C.Moins on parle de la honte, plus elle prend le contrôle.
La honte peut survenir dans de nombreux domaines de notre vie, comme l’apparence et le physique, l’argent, la santé physique et mentale, la sexualité, le vieillissement, les valeurs religieuses ou encore des expériences passées douloureuses (traumatisme).
Les dangers de la honte
Brené Brown nous avertit des dangers de la honte :
- quand on ne fait pas la différence entre honte et culpabilité, on n’arrive pas à faire amende honorable et à modifier un comportement qui ne correspond pas aux valeurs. La culpabilité, c’est savoir qu’on a fait quelque chose de mal et la honte, c’est s’assigner l’étiquette “je suis mauvais””. La culpabilité est inconfortable mais utile; la honte a un pouvoir destructeur pour soi et les autres.
- la douleur engendrée par la honte rend plus susceptible de s’engager dans des comportements autodestructeurs ou d’agresser et d’infliger de la honte aux autres
- la honte érode le courage et aliment la démotivation
La résilience face à la honte
L’empathie est le baume de la honte
Brené Brown écrit que la résistance à la honte n’est pas possible. On ne peut pas résister à nos émotions premières. Tant qu’on accorde de l’importance au contact, la peur de la rupture et de l’exclusion représente une force puissante et la douleur provoquée par la honte est réelle. Ce qui est en revanche possible est d’apprivoiser la honte comme on apprivoiserait un animal sauvage sans chercher à la faire disparaître, sans la nier ni la juger.
Comme la honte est une émotion sociale, elle se guérit mieux entre individus. Brown explique que, quand on peut partager son histoire avec quelqu’un qui répond par de l’empathie et de la compréhension, la honte n’y survit pas.
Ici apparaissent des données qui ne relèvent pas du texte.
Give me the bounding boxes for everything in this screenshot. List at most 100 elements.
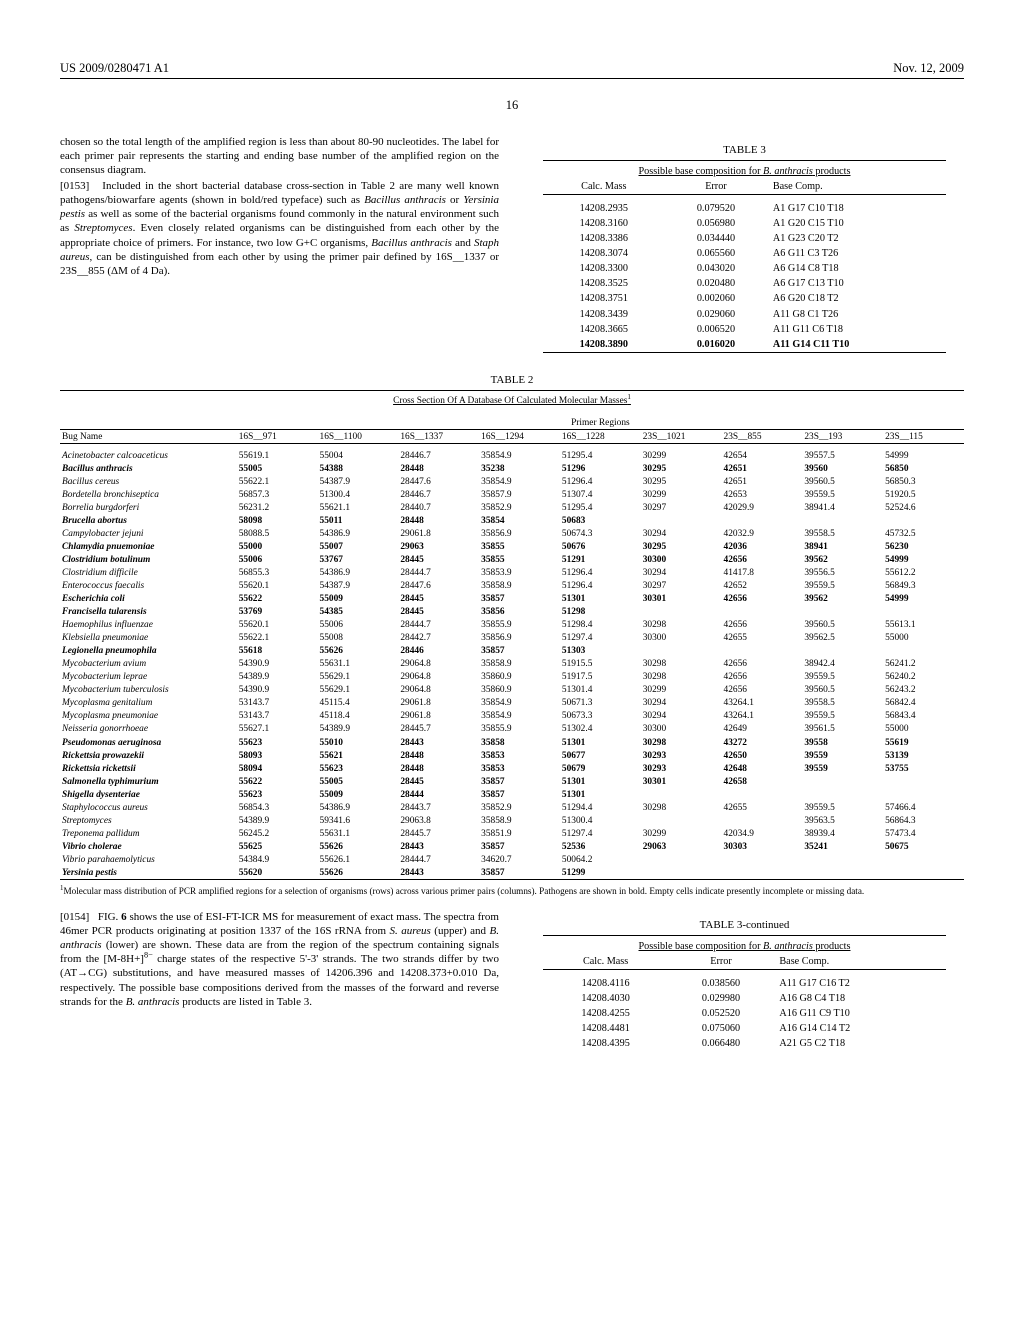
table3-cell: A6 G17 C13 T10	[767, 276, 947, 291]
table2-cell: 53755	[883, 762, 964, 775]
table2-cell: 55629.1	[318, 684, 399, 697]
table2-col-header: 23S__855	[722, 430, 803, 444]
table3cont-cell: 0.052520	[669, 1006, 774, 1021]
table3-cell: 0.079520	[665, 201, 767, 216]
table2-caption: Cross Section Of A Database Of Calculate…	[60, 390, 964, 411]
table2-cell: 30301	[641, 775, 722, 788]
table2-cell: 30303	[722, 840, 803, 853]
table2-bug-name: Bordetella bronchiseptica	[60, 488, 237, 501]
table2-cell: 51302.4	[560, 723, 641, 736]
table2-cell: 28444.7	[398, 619, 479, 632]
table2-cell: 41417.8	[722, 567, 803, 580]
table2-cell: 42650	[722, 749, 803, 762]
table2-cell: 28444.7	[398, 567, 479, 580]
table3cont-cell: 14208.4395	[543, 1036, 669, 1051]
table2-cell	[722, 606, 803, 619]
table2-cell: 42652	[722, 580, 803, 593]
table2-cell	[883, 853, 964, 866]
table3-cell: A6 G11 C3 T26	[767, 246, 947, 261]
table2-cell	[802, 775, 883, 788]
table2-cell	[802, 788, 883, 801]
table2-bug-name: Rickettsia prowazekii	[60, 749, 237, 762]
table3-cell: 14208.3890	[543, 337, 665, 353]
table2-cell: 42656	[722, 593, 803, 606]
table2-cell: 35852.9	[479, 501, 560, 514]
table3cont-label: TABLE 3-continued	[525, 918, 964, 932]
table2-bug-name: Campylobacter jejuni	[60, 528, 237, 541]
table2-cell: 56231.2	[237, 501, 318, 514]
table2-cell: 58094	[237, 762, 318, 775]
table2-cell: 50677	[560, 749, 641, 762]
table2-cell: 55010	[318, 736, 399, 749]
table2-cell: 30301	[641, 593, 722, 606]
table2-cell: 51298	[560, 606, 641, 619]
table2-cell: 35853.9	[479, 567, 560, 580]
table2-cell: 28445.7	[398, 827, 479, 840]
table2-cell: 55626	[318, 840, 399, 853]
table2-cell: 42658	[722, 775, 803, 788]
table2-cell: 56850.3	[883, 475, 964, 488]
table2-cell: 30300	[641, 723, 722, 736]
table2-cell: 39560.5	[802, 475, 883, 488]
table2-cell: 28442.7	[398, 632, 479, 645]
table2-cell	[883, 775, 964, 788]
table2-cell	[802, 866, 883, 880]
pub-date: Nov. 12, 2009	[893, 60, 964, 76]
table2-cell: 42036	[722, 541, 803, 554]
table3-cell: A11 G8 C1 T26	[767, 307, 947, 322]
table2-cell: 39557.5	[802, 449, 883, 462]
table2-bug-name: Staphylococcus aureus	[60, 801, 237, 814]
table2-cell	[722, 788, 803, 801]
table2-cell: 35856	[479, 606, 560, 619]
table2-cell: 51297.4	[560, 632, 641, 645]
table2-bug-name: Mycobacterium avium	[60, 658, 237, 671]
table2-bug-name: Mycoplasma pneumoniae	[60, 710, 237, 723]
table3-cell: 14208.3386	[543, 231, 665, 246]
table2-cell: 38939.4	[802, 827, 883, 840]
table2-cell: 51920.5	[883, 488, 964, 501]
table2-cell: 29061.8	[398, 697, 479, 710]
table2-cell: 51917.5	[560, 671, 641, 684]
table2-cell: 28446	[398, 645, 479, 658]
table2-cell: 39556.5	[802, 567, 883, 580]
table2-cell: 39558.5	[802, 528, 883, 541]
table3cont-cell: 14208.4116	[543, 976, 669, 991]
table2-cell: 39559.5	[802, 671, 883, 684]
table2-cell: 55009	[318, 593, 399, 606]
table3cont-h1: Calc. Mass	[543, 954, 669, 970]
table2-cell: 42648	[722, 762, 803, 775]
table3cont-h3: Base Comp.	[773, 954, 946, 970]
table2-cell: 35855	[479, 541, 560, 554]
table2-cell: 50673.3	[560, 710, 641, 723]
table2-cell: 43272	[722, 736, 803, 749]
table2-cell: 35854.9	[479, 697, 560, 710]
table2-cell: 51301	[560, 775, 641, 788]
table2-cell: 55612.2	[883, 567, 964, 580]
table2-cell: 35856.9	[479, 528, 560, 541]
table2-cell: 39560.5	[802, 684, 883, 697]
table2-cell: 42656	[722, 658, 803, 671]
table2-bug-name: Mycobacterium tuberculosis	[60, 684, 237, 697]
table2-cell: 38941.4	[802, 501, 883, 514]
table2-cell: 51296.4	[560, 580, 641, 593]
table2-cell: 56843.4	[883, 710, 964, 723]
table2-col-header: 23S__115	[883, 430, 964, 444]
table2-cell: 39559.5	[802, 710, 883, 723]
table2-cell: 43264.1	[722, 710, 803, 723]
para-0153: [0153] Included in the short bacterial d…	[60, 179, 499, 278]
table2-cell: 42655	[722, 801, 803, 814]
table2-cell: 53143.7	[237, 710, 318, 723]
table2-cell: 30293	[641, 762, 722, 775]
table3-cell: 0.002060	[665, 291, 767, 306]
table2-bug-name: Legionella pneumophila	[60, 645, 237, 658]
table3cont-cell: 0.075060	[669, 1021, 774, 1036]
table2-cell: 51301.4	[560, 684, 641, 697]
table2-bug-name: Bacillus cereus	[60, 475, 237, 488]
table2-footnote: 1Molecular mass distribution of PCR ampl…	[60, 886, 964, 898]
table2-cell: 42649	[722, 723, 803, 736]
table2-cell: 50674.3	[560, 528, 641, 541]
table2-cell: 35852.9	[479, 801, 560, 814]
table2-cell: 45118.4	[318, 710, 399, 723]
table2-bug-name: Vibrio cholerae	[60, 840, 237, 853]
table2-cell: 30300	[641, 554, 722, 567]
Quand personne dans l’entourage n’est capable d’offrir cette empathie, apprendre à faire preuve d’auto empathie, d’auto compassion est une notion clé.
L’auto empathie, c’est non seulement dire oui à nos émotions, les valider comme légitimes mais aussi nous parler à nous-même comme nous le ferions à un ami en peine (“c’est vrai que c’est difficile, je te soutiens, tu as le droit de faire des erreurs, tu as le pouvoir de trouver des solutions”).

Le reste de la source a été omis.